A few days after the 9/11 attacks, a friend of mine in London sat across from me at a dinner table. Sipping a bewitchingly good Chateauneuf du Pape, she volunteered the information that when she saw the twin towers burned to a shell, her first impulse was to rush to the Israeli Embassy and demonstrate. “Why?” I asked her, genuinely bemused. “To tell them that THEY are responsible for what’s happened,” she replied.
Ah, the dinner party set. They just get worse. Rhoda Koening, a New Yorker resident in London, writes:
My friend and I remained on good terms until last year, when he asked if I would join him on a trip he was very eager to take – to Syria. As my heart sank deeper and deeper, he enthusiastically described the archaeological treasures, the history, the romance.
“I know all about those,” I said sadly, “but do you know that Syria is a hotbed of anti-Semitic terrorism? Their newspapers and radio and TV are full of attacks on Jews, and some of them actually say it is part of our religion to kill babies.”
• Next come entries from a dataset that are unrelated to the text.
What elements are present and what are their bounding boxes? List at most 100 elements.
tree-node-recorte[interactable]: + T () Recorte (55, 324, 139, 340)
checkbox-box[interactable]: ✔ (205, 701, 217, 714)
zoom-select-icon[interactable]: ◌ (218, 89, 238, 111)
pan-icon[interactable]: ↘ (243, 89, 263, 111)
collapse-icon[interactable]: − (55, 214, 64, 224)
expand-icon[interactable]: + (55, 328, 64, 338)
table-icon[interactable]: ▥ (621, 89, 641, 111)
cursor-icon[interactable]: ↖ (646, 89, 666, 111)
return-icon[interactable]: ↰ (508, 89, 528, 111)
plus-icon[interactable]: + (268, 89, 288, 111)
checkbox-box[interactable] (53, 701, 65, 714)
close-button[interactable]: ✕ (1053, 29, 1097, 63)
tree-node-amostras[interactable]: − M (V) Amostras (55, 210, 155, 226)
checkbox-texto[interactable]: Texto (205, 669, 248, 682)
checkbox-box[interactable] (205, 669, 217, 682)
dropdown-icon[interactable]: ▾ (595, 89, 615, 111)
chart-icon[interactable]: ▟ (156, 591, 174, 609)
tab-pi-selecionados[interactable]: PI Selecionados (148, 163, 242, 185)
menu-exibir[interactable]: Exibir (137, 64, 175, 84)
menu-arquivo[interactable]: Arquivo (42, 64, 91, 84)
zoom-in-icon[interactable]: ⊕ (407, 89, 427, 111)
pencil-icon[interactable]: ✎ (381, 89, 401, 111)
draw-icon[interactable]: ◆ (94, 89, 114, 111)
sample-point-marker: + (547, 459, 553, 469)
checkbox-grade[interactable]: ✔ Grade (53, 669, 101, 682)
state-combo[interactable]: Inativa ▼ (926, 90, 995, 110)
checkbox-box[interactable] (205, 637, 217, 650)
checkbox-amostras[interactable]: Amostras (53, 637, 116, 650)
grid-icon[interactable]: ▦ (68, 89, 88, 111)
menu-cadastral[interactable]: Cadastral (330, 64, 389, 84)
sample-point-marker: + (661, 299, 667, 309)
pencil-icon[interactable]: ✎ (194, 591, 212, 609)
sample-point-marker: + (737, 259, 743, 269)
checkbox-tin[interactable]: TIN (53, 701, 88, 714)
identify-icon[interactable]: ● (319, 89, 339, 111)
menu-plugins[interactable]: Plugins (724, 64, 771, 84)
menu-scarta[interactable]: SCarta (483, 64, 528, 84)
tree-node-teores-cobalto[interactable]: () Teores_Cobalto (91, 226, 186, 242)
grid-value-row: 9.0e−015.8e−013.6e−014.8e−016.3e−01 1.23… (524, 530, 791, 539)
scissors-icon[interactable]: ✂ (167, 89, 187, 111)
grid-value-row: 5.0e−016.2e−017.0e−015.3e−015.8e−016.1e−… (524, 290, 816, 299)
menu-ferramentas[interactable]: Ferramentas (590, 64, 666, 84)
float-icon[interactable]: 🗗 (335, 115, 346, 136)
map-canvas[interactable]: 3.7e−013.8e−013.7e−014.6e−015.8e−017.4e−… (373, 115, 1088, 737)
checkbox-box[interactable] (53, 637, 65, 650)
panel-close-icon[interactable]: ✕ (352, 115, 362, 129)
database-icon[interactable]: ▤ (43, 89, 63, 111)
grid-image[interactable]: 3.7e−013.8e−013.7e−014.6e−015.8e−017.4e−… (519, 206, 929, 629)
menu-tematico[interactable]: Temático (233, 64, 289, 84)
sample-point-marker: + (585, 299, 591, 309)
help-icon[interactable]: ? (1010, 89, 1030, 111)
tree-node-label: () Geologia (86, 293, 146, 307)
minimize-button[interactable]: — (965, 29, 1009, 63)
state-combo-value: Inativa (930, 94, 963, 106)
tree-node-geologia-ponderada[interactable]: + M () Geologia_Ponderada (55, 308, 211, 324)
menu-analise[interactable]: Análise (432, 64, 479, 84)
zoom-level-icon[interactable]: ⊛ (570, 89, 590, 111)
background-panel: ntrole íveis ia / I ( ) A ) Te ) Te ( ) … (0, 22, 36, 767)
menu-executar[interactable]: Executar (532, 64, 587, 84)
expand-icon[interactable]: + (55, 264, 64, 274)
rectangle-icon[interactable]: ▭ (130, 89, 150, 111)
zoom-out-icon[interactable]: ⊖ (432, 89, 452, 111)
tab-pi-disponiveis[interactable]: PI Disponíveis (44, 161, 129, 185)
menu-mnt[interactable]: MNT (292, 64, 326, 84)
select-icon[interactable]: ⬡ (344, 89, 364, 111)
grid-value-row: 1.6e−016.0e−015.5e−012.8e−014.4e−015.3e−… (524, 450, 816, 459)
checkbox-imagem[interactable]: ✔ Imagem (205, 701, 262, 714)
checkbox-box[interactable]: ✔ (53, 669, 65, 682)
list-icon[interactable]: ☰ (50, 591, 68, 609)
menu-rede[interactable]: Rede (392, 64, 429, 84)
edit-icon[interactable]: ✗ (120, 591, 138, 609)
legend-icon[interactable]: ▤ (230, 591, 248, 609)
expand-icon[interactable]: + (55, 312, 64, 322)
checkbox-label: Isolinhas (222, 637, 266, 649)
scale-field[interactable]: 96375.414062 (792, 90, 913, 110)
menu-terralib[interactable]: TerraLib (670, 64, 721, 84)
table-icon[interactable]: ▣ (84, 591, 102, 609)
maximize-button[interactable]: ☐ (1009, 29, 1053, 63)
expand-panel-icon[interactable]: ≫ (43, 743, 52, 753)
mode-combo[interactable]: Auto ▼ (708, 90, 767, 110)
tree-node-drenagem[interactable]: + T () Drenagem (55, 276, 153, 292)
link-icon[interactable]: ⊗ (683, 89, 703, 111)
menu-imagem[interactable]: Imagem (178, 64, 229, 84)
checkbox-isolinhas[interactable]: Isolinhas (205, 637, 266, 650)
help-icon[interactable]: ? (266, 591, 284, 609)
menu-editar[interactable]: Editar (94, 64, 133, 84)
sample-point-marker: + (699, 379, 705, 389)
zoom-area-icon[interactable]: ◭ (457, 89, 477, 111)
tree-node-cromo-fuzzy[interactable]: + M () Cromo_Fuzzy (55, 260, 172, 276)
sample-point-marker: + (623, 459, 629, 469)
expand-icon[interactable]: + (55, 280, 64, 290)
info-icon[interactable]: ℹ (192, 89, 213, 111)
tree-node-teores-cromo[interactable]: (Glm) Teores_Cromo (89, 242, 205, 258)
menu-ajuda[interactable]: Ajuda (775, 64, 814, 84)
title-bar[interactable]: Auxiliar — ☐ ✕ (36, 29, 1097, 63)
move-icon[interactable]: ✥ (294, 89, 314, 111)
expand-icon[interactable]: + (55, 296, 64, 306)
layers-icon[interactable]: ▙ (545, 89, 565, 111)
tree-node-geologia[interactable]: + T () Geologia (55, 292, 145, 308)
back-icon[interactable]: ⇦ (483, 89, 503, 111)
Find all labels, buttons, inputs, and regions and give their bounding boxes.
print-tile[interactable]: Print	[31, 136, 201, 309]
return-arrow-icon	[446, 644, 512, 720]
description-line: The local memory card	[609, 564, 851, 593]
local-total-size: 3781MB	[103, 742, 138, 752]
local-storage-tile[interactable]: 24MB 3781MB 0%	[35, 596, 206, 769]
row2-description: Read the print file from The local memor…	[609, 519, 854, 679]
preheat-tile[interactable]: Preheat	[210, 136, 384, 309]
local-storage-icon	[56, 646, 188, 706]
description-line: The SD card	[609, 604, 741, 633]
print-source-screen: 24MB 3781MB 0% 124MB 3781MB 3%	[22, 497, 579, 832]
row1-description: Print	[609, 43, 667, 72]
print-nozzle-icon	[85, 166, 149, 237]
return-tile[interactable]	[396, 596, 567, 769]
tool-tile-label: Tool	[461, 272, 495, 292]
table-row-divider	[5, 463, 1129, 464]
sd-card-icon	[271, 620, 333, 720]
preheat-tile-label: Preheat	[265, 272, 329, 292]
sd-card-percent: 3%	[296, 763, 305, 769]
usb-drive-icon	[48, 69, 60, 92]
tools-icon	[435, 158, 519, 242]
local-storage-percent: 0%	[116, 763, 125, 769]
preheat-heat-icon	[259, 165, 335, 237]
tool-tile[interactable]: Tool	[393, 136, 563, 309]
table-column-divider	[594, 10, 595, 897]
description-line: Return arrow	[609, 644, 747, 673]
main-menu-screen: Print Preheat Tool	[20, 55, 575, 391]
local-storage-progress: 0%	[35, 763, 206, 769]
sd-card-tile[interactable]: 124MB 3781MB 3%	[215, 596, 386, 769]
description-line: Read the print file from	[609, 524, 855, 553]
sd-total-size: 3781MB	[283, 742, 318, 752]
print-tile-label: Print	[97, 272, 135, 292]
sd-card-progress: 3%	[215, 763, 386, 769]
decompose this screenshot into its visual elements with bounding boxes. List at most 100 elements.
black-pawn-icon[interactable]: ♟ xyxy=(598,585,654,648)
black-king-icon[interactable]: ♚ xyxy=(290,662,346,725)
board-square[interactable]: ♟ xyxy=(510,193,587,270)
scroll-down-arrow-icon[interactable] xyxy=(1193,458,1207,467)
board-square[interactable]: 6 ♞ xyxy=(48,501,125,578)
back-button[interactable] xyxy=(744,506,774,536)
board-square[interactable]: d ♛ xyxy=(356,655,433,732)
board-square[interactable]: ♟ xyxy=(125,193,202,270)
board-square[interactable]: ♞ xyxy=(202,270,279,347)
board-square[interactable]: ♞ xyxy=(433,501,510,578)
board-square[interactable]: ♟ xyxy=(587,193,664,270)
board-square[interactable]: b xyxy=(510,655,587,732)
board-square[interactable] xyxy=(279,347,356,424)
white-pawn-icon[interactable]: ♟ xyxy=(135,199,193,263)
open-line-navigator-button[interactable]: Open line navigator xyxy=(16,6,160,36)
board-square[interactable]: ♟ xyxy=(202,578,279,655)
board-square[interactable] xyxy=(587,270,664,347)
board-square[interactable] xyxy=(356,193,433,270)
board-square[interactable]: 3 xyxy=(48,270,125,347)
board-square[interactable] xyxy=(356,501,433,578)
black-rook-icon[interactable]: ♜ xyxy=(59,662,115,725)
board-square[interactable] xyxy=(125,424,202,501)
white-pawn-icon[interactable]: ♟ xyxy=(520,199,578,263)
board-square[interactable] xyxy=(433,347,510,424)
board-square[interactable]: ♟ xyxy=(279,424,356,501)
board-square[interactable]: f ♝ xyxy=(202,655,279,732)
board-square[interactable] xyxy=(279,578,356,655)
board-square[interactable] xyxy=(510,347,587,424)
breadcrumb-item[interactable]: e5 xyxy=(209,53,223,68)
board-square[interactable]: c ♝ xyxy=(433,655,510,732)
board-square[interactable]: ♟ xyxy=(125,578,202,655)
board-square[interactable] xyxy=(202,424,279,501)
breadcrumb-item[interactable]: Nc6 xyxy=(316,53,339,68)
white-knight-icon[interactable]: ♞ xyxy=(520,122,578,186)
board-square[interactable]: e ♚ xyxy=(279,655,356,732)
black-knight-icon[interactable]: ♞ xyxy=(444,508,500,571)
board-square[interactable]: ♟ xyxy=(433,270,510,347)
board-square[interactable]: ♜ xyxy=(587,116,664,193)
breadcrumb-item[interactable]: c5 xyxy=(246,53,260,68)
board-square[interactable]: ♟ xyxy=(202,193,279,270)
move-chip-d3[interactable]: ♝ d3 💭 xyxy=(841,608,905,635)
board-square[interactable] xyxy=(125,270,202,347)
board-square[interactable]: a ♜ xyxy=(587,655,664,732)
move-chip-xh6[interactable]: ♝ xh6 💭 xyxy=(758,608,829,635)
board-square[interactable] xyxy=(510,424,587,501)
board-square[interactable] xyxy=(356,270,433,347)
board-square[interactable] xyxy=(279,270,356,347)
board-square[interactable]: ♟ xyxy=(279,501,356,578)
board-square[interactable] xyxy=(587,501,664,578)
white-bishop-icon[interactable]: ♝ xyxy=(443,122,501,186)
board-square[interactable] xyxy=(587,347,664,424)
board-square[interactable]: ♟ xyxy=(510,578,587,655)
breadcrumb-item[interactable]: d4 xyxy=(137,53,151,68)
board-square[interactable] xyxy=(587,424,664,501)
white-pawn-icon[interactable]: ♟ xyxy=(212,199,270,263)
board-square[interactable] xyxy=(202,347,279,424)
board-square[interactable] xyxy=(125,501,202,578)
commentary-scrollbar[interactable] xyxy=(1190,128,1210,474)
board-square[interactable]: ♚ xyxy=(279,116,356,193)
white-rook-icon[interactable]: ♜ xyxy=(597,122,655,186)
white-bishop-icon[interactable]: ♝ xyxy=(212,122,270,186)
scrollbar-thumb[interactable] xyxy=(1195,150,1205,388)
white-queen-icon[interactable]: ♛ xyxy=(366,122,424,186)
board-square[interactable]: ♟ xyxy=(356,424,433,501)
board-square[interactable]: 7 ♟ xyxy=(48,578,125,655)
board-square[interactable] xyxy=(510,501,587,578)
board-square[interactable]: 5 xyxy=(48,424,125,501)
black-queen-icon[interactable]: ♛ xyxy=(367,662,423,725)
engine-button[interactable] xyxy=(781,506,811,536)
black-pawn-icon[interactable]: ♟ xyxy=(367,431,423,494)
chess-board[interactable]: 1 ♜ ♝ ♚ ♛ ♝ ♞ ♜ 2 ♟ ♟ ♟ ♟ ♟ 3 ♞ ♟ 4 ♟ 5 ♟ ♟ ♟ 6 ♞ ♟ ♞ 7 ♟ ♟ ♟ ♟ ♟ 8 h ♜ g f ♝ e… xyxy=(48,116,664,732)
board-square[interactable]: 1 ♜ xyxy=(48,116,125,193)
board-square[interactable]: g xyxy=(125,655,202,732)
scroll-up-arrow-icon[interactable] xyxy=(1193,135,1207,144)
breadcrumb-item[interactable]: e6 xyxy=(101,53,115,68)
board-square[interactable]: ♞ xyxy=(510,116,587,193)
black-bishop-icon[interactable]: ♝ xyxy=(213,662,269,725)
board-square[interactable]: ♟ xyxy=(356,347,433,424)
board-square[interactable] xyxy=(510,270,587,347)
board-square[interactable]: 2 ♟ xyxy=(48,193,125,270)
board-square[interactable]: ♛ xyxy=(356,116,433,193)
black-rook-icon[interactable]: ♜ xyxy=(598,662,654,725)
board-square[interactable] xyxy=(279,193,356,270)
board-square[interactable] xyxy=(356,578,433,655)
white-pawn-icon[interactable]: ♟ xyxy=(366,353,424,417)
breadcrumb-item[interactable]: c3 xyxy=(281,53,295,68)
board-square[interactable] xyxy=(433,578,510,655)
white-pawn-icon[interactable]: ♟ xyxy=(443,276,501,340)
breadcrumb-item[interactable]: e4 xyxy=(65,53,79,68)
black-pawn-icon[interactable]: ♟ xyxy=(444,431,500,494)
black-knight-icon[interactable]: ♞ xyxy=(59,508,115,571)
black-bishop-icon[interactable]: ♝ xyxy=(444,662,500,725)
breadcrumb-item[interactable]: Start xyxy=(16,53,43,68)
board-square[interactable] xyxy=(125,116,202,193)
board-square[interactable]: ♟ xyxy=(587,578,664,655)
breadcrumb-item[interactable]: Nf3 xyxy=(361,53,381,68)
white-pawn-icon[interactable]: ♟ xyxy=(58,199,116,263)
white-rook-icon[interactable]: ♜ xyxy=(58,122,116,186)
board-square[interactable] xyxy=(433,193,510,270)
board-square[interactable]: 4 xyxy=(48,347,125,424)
He was silent for a moment, and then sighed. “Oh, can’t you forget about that? Just for two weeks?” I said I couldn’t.
My friend departed alone for Syria – where, he told me, he had a marvellous time and didn’t hear a single anti-Semitic remark – and I was forced to conclude that, sadly, as we say in my native land, three strikes and you’re out.
I never thought I would end a friendship on political grounds and it distressed me greatly to end this one. Was I simply taking personal offence at my friend’s unwillingness to treat me with imagination and sympathy? In the end I decided that if the comments had insulted only me, I could have chosen to ignore them, but, as they did not, I could not.
Many non-Jews will probably think that I behaved in an intolerably pompous way towards someone who has no political influence whatsoever, and that I am elevating a personal slight to an absurd degree. But, as the last sentence of my favourite novel, Middlemarch, says, “the growing good of the world is partly dependent on unhistoric acts”.
Read it all. Oh yes, in case you were wondering - that friend of mine who wanted to demonstrate outside the Israeli Embassy? We kind of lost contact.


Speaking of salon antisemitism I believe that the article linked to by Engage also qualifies:
“Holocaust denial in the Belfast Telegraph: “There was no Holocaust””
http://engageonline.wordpress.com/2009/03/07/holocaust-denial-in-the-belfast-telegraph/#comment-1790
I certainly share Ben’s disgust with the idea that Israel was responsible for 9/11, but I cannot agree with Koenig that there is something inherently wrong with merely traveling to a country such as Syria. The question is whether such a visit will prompt the visitor into a whitewash of the regime. But there’s nothing wrong with the very notion of a visit. On the contrary, traveling to seldom-visited, secretive places can be intellectually invaluable.
David:
Given what is well and irrefutably known about the regime in Damascus, travelling there as a tourist (as opposed to a professional there conducting investigations) is wrong.
Syria is not a “secretive” place. It has long served as a despicable police state with close ties to another similarly repressive regime, Iran. It was a safe haven for Nazis and is the kind host to the leadership of Hezbollah and Hamas. It assassinates Lebanese politicians and jouralists who oppose Syria’s occupation of Lebanon, which is not done for “security”, but because Syria IS an expansionist state. It is also engaged in acquiring nuclear weapons capacity with the assistance of North Korea, a country that, supposedly, was disarming.